さて、ここでカロリーベースで云々と、受け売りの講説をするのは止める。
ただ、気になったのが、関連する報道の中で「食べ残し」の問題が取り上げられていたときのことだ。

つまり、自給率を高める方法として、「食べ残し」の再利用が考えられるとのこと。
「食べ残し」を家畜のエサにすると飼料作物の輸入が抑えられることになり、自給率が向上するというのだ。
外食産業や食品メーカー、コンビニなどの小売から出される食料関係のゴミは、その量にして1千万トン超。聞いただけではピンと来ないが、そのうちで再利用されているのは半分程度という話だ。
その、残りの半分をさらに有効に利用する、というわけだ。

しかし、ここ問題になるのはコスト。
これまでどおり、埋め立てたり、焼却処分する方が処理コストを低く抑えられるので、「有効利用」のためには相応のコストを負担しなければならない。
もちろん、この場合のコストを抑制する技術や仕組みなど研究されていると思うが、ただ現時点で
単にコスト比較すると、従来方式が優るわけだ。

店の食品棚から期限切れを理由に、撤去される「元食料品」をみていると、もったいないと思うことがある。
法的な、あるいは自主的な基準に基づいて、それを処分することはコンプライアンスという観点からして異論はないが、その先の処理方法には知恵の出し処があるのでは。

(別の議論だが、基準を定めるのも私たちなわけで、その基準が適切か否かの見直しも必要であろう。ただ基準が厳しければいい、というものでもあるまいに。そうした基準の厳しさを前面に、一義的に顧客満足度向上に資するためを企図する過剰サービスと、その
サービスにおける企業間競争にも目に余るものがある、そう感じることがあるが、さて。)

ずっと昔のことになるが、私の実家の近所には豚を飼っている農家があった。
そこのご主人が定期的(ほぼ毎朝)にわが家から出された残飯を回収に来ていたことを思い出した。飼育の頭数など不詳だが、わが家だけではなくご近所一帯を一巡して、一輪車に乗せられた何本かの一斗缶が一杯になるほどだったと思う。

この記憶にある残飯回収のことは、随分と昔のことだから、この飽食の時代を背景とする「食べ残し」の問題とは性格が異なるかもしれない。そもそも、当時の一般家庭から出される生ゴミは食物屑などが多くを占め、食べられるのに捨てるという意味での「食べ残し」はほとんど無かったのでは、という印象だから。

そうした食物屑でさえ、家畜のエサに回れば自給率の向上に寄与する構図なのであるならば、今日の「食べ残し」の問題に対する寄与は殊更であろう。

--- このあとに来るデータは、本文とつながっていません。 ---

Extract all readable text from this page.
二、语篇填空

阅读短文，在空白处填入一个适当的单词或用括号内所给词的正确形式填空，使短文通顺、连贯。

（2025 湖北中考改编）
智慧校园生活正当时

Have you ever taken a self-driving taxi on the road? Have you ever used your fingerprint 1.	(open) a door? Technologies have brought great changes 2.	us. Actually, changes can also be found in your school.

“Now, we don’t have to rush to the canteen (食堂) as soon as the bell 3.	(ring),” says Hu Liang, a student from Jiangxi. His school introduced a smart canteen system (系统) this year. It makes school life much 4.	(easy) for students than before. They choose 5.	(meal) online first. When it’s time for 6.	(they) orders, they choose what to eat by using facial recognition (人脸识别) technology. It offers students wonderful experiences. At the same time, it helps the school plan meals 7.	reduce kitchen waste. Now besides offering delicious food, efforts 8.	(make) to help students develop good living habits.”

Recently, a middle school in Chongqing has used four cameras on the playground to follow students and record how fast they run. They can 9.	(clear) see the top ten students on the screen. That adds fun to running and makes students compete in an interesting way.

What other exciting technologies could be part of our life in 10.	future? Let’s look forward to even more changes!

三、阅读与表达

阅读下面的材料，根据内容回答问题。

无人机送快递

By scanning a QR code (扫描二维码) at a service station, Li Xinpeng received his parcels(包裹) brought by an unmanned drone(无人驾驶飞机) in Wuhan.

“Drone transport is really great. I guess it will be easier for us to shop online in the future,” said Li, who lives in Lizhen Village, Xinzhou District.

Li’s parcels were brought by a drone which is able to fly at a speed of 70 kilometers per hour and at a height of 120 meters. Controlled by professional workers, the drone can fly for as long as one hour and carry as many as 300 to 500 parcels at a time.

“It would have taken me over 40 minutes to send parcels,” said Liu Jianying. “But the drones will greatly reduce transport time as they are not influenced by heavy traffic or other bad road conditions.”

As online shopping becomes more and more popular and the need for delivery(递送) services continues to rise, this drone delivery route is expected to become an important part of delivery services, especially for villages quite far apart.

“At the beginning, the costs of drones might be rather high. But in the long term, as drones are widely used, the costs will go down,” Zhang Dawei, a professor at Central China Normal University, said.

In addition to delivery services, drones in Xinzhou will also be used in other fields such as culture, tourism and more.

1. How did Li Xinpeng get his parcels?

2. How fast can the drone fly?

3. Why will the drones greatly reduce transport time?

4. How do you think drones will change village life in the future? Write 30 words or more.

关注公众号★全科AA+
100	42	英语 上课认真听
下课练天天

別の記事では大手スーパーのイオンが千葉県下で開始した取り組みのことも読んだ。
県下25店舗から出る弁当や野菜屑を飼料にして育てた豚を関東地方で売り出すという取り組みだ。
そういえば、私の家の近くにあるイオングループの店舗では、かつて同じ材料からだと思うが「堆肥」を作って、無料で配布していたことを思い出した。カレーの臭いのする肥料を貰ってきたことがある。
そのときは、生ゴミの減量への取り組みという企画だったと思うが、こうした食料品の加工や流通に関係している企業の取り組みが与える影響は大きいであろう。

まずは、食べ残しを少なくする、究極は「出さない」という取り組みが必要なのだろうが、それとともに不可避な「食べ残し」を前提とした、その有効な利用が求められる。

<終>


肉の味は飼料の良し悪しに負うところが多いという話を聞いたことがあるが、さて、食べ残しを「主食」とする豚肉の味は如何に? ぜひ、試してみたい。